Two of the prostitutes who serviced Duke Cunningham and Brent Wilkes during their 2003 trip to Hawaii wrapped up the prosecution’s case, and now it’s Wilkes’ turn. How much of a case he’ll put on is entirely unclear. His lawyer Mark Geragos has threatened to call Cunningham himself to testify, but who knows if he’ll follow through? It’s also unclear whether Geragos will try to get other lawmakers to testify about their relationship with Wilkes — as part of his defense that his gifts to Cunningham were just the way Washington worked for a defense contractor.

Both of the prostitutes told the same story: Wilkes’ nephew brought them into the hotel suite. And from there:

“They asked us if we wanted to get naked and get into the Jacuzzi,” [Donna] Rozetta said.

“What did you do,” prosecutor [Phillip] Halpern asked.

“We got naked and got in the Jacuzzi,” Rozetta replied.

The Jacuzzi calls to mind another hot tub moment in the Cunningham saga.

After Cunningham fed Rozetta some grapes, there was an argument over who got which hooker. Wilkes, much to Cunningham’s dismay, claimed the blond, named Tammy McFadden. Or as McFadden testified, “The one I ended up with was the one who was running the show.”

And even though he wasn’t paying, Cunningham apparently felt that he’d “got the short end of the straw.” And indeed, Cunningham did ask for a different prostitute the next night. But Rozetta seems to have been none too impressed with Cunningham herself — she identified him in the courtroom as the one with “heavy jowls and a puffy face.”

But the real star yesterday for prosecutors was Wilkes’ nephew Joel Combs, who was Wilkes’ right hand man. Combs and Mitchell Wade, Wilkes’ onetime colleague and then competitor, really comprise the foundation of the government’s case. Earlier this week, Wade detailed about how all those gifts he gave to Cunningham really were bribes.

Yesterday, Combs ran down the list of all the goodies Wilkes had given to Cunningham (from machine gun lessons to Super Bowl tickets to prostitutes) and how Cunningham was ready to do anything Wilkes wanted.
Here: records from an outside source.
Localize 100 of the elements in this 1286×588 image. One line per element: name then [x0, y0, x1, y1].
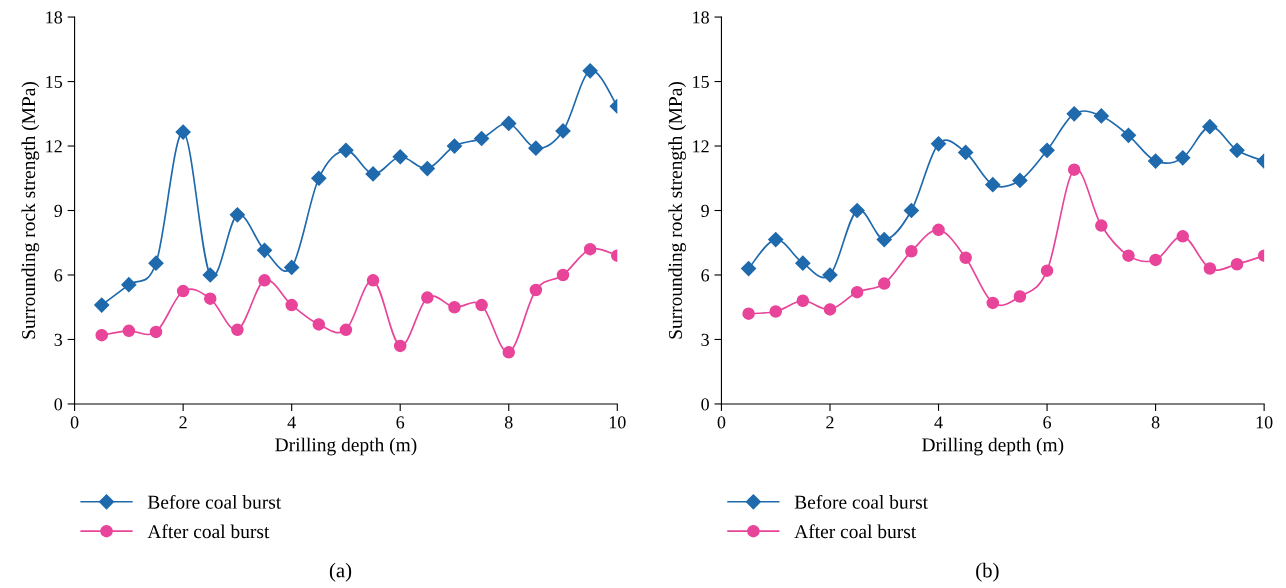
y-tick-label: 9	[54, 204, 63, 217]
y-tick-label: 6	[54, 269, 63, 282]
point	[421, 291, 434, 304]
point	[796, 294, 810, 308]
point	[556, 268, 570, 282]
point	[1012, 172, 1028, 188]
point	[1202, 119, 1218, 135]
point	[582, 63, 598, 79]
point	[393, 339, 407, 353]
point	[1149, 253, 1162, 267]
point	[204, 292, 217, 305]
point	[175, 124, 191, 140]
point	[176, 284, 190, 298]
y-tick-label: 9	[701, 204, 709, 217]
point	[1148, 153, 1164, 169]
point	[741, 260, 757, 277]
point	[501, 115, 517, 132]
y-tick-label: 3	[701, 333, 709, 346]
point	[958, 144, 974, 161]
point	[121, 277, 137, 293]
point	[474, 130, 490, 147]
x-tick-label: 8	[1151, 416, 1160, 429]
x-axis-title: Drilling depth (m)	[922, 437, 1064, 456]
text: (a)	[329, 562, 352, 582]
point	[148, 255, 164, 271]
y-tick-label: 6	[701, 269, 710, 282]
point	[529, 283, 543, 297]
point	[555, 123, 571, 139]
x-axis-title: Drilling depth (m)	[275, 437, 417, 456]
y-axis-title: Surrounding rock strength (MPa)	[668, 82, 687, 339]
y-tick-label: 0	[701, 398, 709, 411]
point	[285, 298, 298, 312]
point	[339, 323, 353, 337]
point	[742, 307, 755, 320]
legend-label: Before coal burst	[147, 494, 282, 509]
point	[1175, 150, 1191, 166]
point	[1095, 219, 1108, 232]
point	[1067, 163, 1081, 176]
point	[769, 305, 782, 318]
x-tick-label: 10	[1256, 416, 1273, 429]
point	[122, 324, 136, 338]
point	[231, 323, 244, 337]
point	[822, 267, 838, 283]
point	[930, 136, 947, 152]
y-tick-label: 18	[693, 11, 709, 24]
point	[419, 161, 435, 177]
x-tick-label: 4	[934, 416, 943, 429]
x-tick-label: 0	[717, 416, 726, 429]
point	[1176, 230, 1189, 243]
point	[583, 242, 597, 256]
point	[475, 298, 488, 312]
point	[256, 242, 273, 258]
point	[95, 328, 108, 342]
y-tick-label: 12	[693, 140, 709, 153]
point	[932, 223, 945, 237]
x-tick-label: 6	[396, 416, 405, 429]
y-tick-label: 15	[693, 75, 709, 88]
y-tick-label: 0	[54, 398, 63, 411]
point	[94, 297, 110, 313]
x-tick-label: 8	[504, 416, 513, 429]
y-tick-label: 15	[46, 75, 63, 88]
legend-label: After coal burst	[794, 524, 917, 539]
point	[1066, 106, 1082, 122]
point	[338, 142, 354, 158]
x-tick-label: 6	[1043, 416, 1052, 429]
point	[502, 346, 515, 359]
point	[258, 274, 271, 287]
point	[149, 325, 163, 339]
point	[202, 267, 218, 283]
x-tick-label: 10	[609, 416, 626, 429]
point	[849, 202, 865, 219]
point	[312, 318, 326, 331]
point	[1013, 290, 1027, 303]
point	[1093, 108, 1109, 124]
point	[850, 285, 864, 299]
legend-label: After coal burst	[147, 524, 270, 539]
point	[985, 177, 1001, 193]
point	[392, 149, 408, 165]
point	[446, 138, 463, 154]
point	[284, 259, 300, 276]
point	[823, 303, 837, 316]
text: (b)	[976, 562, 999, 582]
point	[878, 277, 891, 290]
point	[768, 231, 784, 248]
y-tick-label: 3	[54, 333, 63, 346]
point	[528, 140, 544, 156]
point	[366, 274, 380, 287]
point	[795, 255, 811, 271]
point	[229, 207, 245, 223]
point	[1230, 257, 1244, 271]
point	[1120, 127, 1137, 143]
y-axis-title: Surrounding rock strength (MPa)	[21, 82, 40, 339]
x-tick-label: 2	[179, 416, 187, 429]
y-tick-label: 18	[46, 11, 63, 24]
point	[1229, 142, 1245, 158]
point	[1040, 264, 1054, 277]
x-tick-label: 0	[70, 416, 79, 429]
point	[1122, 249, 1135, 262]
point	[986, 296, 1000, 310]
point	[365, 166, 381, 182]
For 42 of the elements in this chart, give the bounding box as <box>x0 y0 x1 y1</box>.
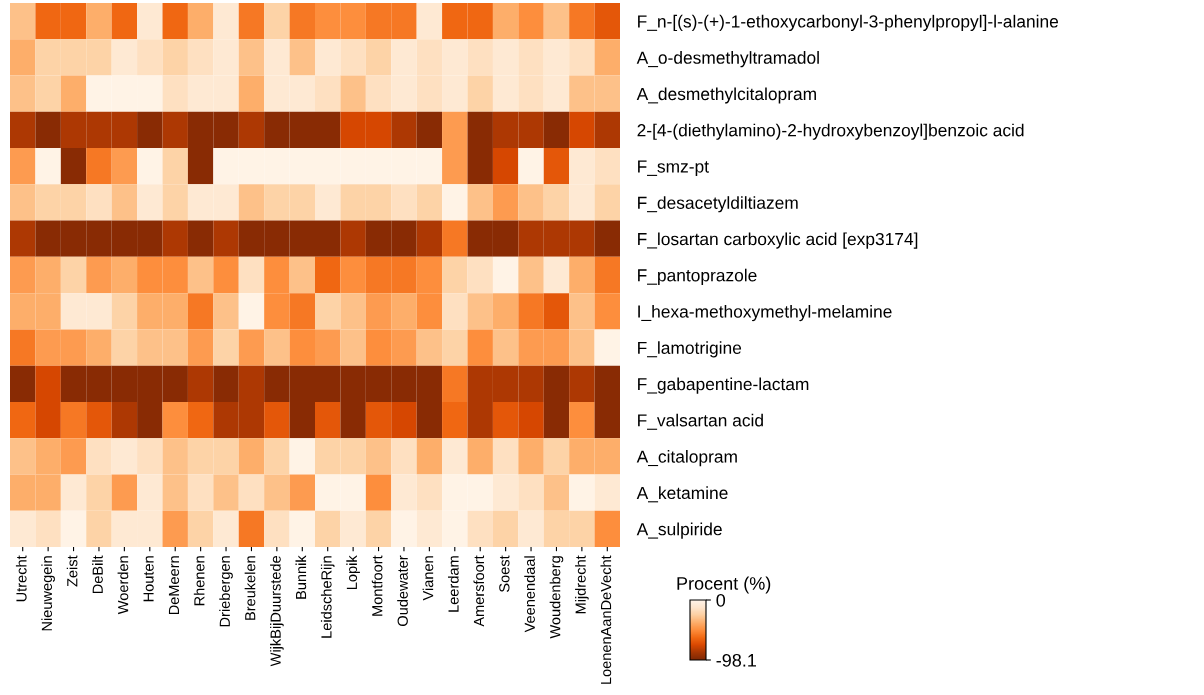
x-tick-label: Vianen <box>422 556 434 601</box>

It was a humiliating endeavor, it seems, even involving intentionally losing in poker to Cunningham, which given Cunningham’s wellknown dim-wittedness, can’t have been easy:

The generosity extended beyond gifts. Combs said Wilkes gave Cunningham another benefit: He let him win at poker. He said Wilkes would give him cash and instruct him to lose to the congressman, and once chewed out another ADCS employee for beating Cunningham.

And as for the defense’s cross-examination? Geragos apparently got Combs to admit that “Cunningham occasionally paid for wine at dinner with Wilkes.”

So now we watch with interest to see what (if anything) Geragos has up his sleeve.